Cyber attacks against civilian targets—such as hospitals and emergency services—aimed to compound the chaos of missile strikes. However robust cloud-based backups and offline redundancies (engineering systems so that redundant components are not used until the primary system fails, whereupon the redundant system takes over) have mitigated long-term damage. Cloud migration supported by AWS (Amazon Web Services, an Amazon subsidiary offering cloud computing platform), Microsoft Azure and Google Cloud (similar services) ensured data resilience and business continuity.

Global Cooperation and Cybersecurity Lessons

Ukraine’s digital resilience has been enabled by a broad coalition of state and non-state actors:

• Tech Giants as Strategic Actors:

  
  

  • Microsoft has issued more than 200 cyber threat intelligence bulletins in response to Russian cyber threats.

    
    

  • Google has provided software called Project Shield for DDoS protection.

    
    

  • SpaceX’s Starlink has ensured internet access in combat zones, using thousands of terminals.

    
    

• Western Intelligence and Coordination:

  
  

  • US Cyber Command, NATO’s CCDCOE (the Coordinated Cyber Defence Centre of Excellence) and national CERTs (Computer Emergency Response Teams) have offered rapid-response expertise.

    
    

• Legal and Normative Responses:

  
  

  • The Tallinn Manual on the International Law Applicable to Cyber Warfare, developed by NATO's CCDCOE, and the Geneva Conventions, that govern the laws of war, are increasingly invoked to classify civilian cyber targets as protected entities.

    
    

Strategic Implications and the Future of Digital Sovereignty

1. Deterrence and Escalation

Cyber warfare allows weaker actors to impose asymmetric costs.
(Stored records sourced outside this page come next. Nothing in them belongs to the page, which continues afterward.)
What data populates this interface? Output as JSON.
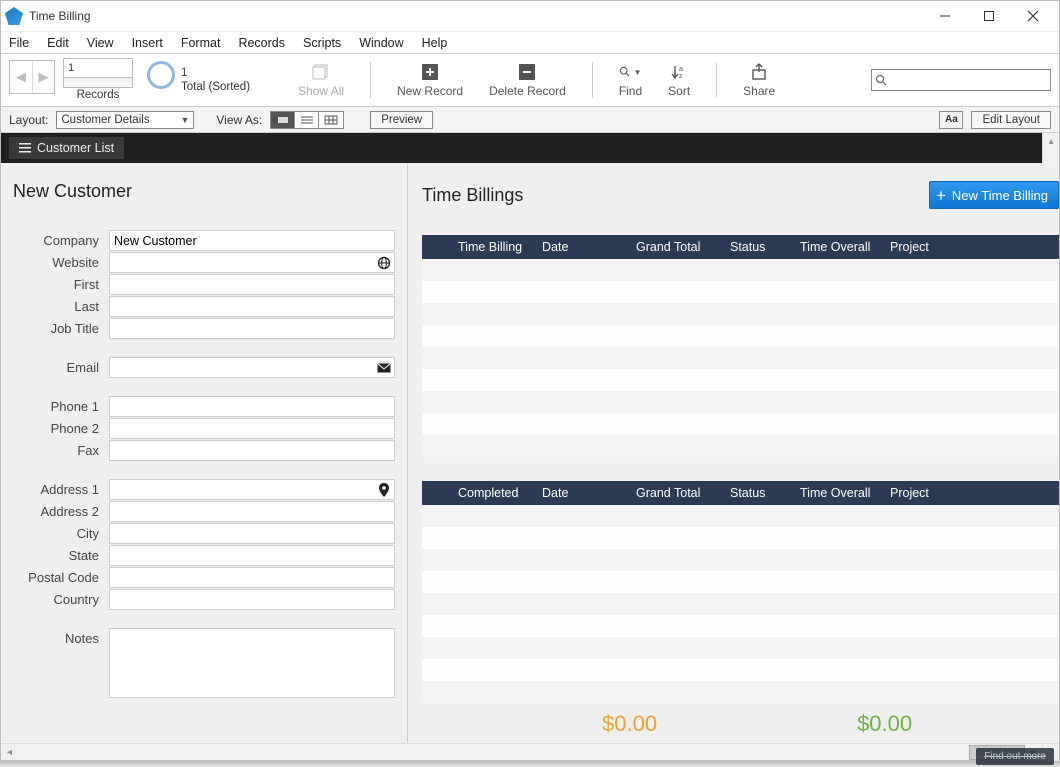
{
  "window": {
    "title": "Time Billing"
  },
  "menus": {
    "file": "File",
    "edit": "Edit",
    "view": "View",
    "insert": "Insert",
    "format": "Format",
    "records": "Records",
    "scripts": "Scripts",
    "window": "Window",
    "help": "Help"
  },
  "records": {
    "current": "1",
    "count": "1",
    "total_label": "Total (Sorted)",
    "records_label": "Records"
  },
  "toolbar": {
    "showall": "Show All",
    "newrecord": "New Record",
    "deleterecord": "Delete Record",
    "find": "Find",
    "sort": "Sort",
    "share": "Share"
  },
  "search": {
    "value": ""
  },
  "layoutbar": {
    "layout_label": "Layout:",
    "current_layout": "Customer Details",
    "viewas": "View As:",
    "preview": "Preview",
    "aa": "Aa",
    "editlayout": "Edit Layout"
  },
  "darkbar": {
    "customer_list": "Customer List"
  },
  "left": {
    "heading": "New Customer",
    "labels": {
      "company": "Company",
      "website": "Website",
      "first": "First",
      "last": "Last",
      "jobtitle": "Job Title",
      "email": "Email",
      "phone1": "Phone 1",
      "phone2": "Phone 2",
      "fax": "Fax",
      "address1": "Address 1",
      "address2": "Address 2",
      "city": "City",
      "state": "State",
      "postal": "Postal Code",
      "country": "Country",
      "notes": "Notes"
    },
    "values": {
      "company": "New Customer",
      "website": "",
      "first": "",
      "last": "",
      "jobtitle": "",
      "email": "",
      "phone1": "",
      "phone2": "",
      "fax": "",
      "address1": "",
      "address2": "",
      "city": "",
      "state": "",
      "postal": "",
      "country": "",
      "notes": ""
    }
  },
  "right": {
    "heading": "Time Billings",
    "newbtn": "New Time Billing",
    "table1_headers": {
      "a": "Time Billing",
      "b": "Date",
      "c": "Grand Total",
      "d": "Status",
      "e": "Time Overall",
      "f": "Project"
    },
    "table2_headers": {
      "a": "Completed",
      "b": "Date",
      "c": "Grand Total",
      "d": "Status",
      "e": "Time Overall",
      "f": "Project"
    },
    "total1": "$0.00",
    "total2": "$0.00"
  },
  "footer": {
    "findout": "Find out more"
  }
}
However, the covert nature of cyber attacks raises risks of misattribution and escalation. The destruction caused by NotPetya underscores the potential for global spillover.

2. Hybrid Warfare Integration

Ukraine’s war is the prototype for a new hybrid model where drones, cyber weapons, and electronic warfare are fused with conventional operations. The successful integration of Starlink and battlefield intelligence apps (like Delta, that provides constantly updated monitoring and reporting of cyber security threats) shows how cyber and kinetic (battlefield) realms now co-evolve.

3. Digital Sovereignty and Future Capacity

Ukraine is accelerating efforts to build indigenous cybersecurity capacity:

• Developing local encryption tools.

  
  

• Training cyber professionals via NATO partnerships.

  
  

• Building "cyber ranges" (systems that integrate computers for a realistic and controlled environment for cyber security training, testing and research - see in particular the White Paper from the European Cyber Security Organisation) for offensive and defensive drills.

  
  

Conclusion: A Digital Bastion Under Siege

Ukraine is not merely a theatre of conventional warfare—it is the frontline of global digital security. The cyber war being waged across its servers, networks, and users is redefining how nations think about sovereignty, resilience, and defence. From protecting hospitals to disabling enemy logistics systems, from defending elections to refuting propaganda, Ukraine has emerged as both a target and a teacher in the era of cyber conflict.

As Russia continues her physical and digital assault, Ukraine’s experience offers vital lessons for democracies worldwide. In an age where code can kill and firewalls can save lives, cyber warfare is not a secondary domain—it is a central front in the struggle for freedom, stability, and security.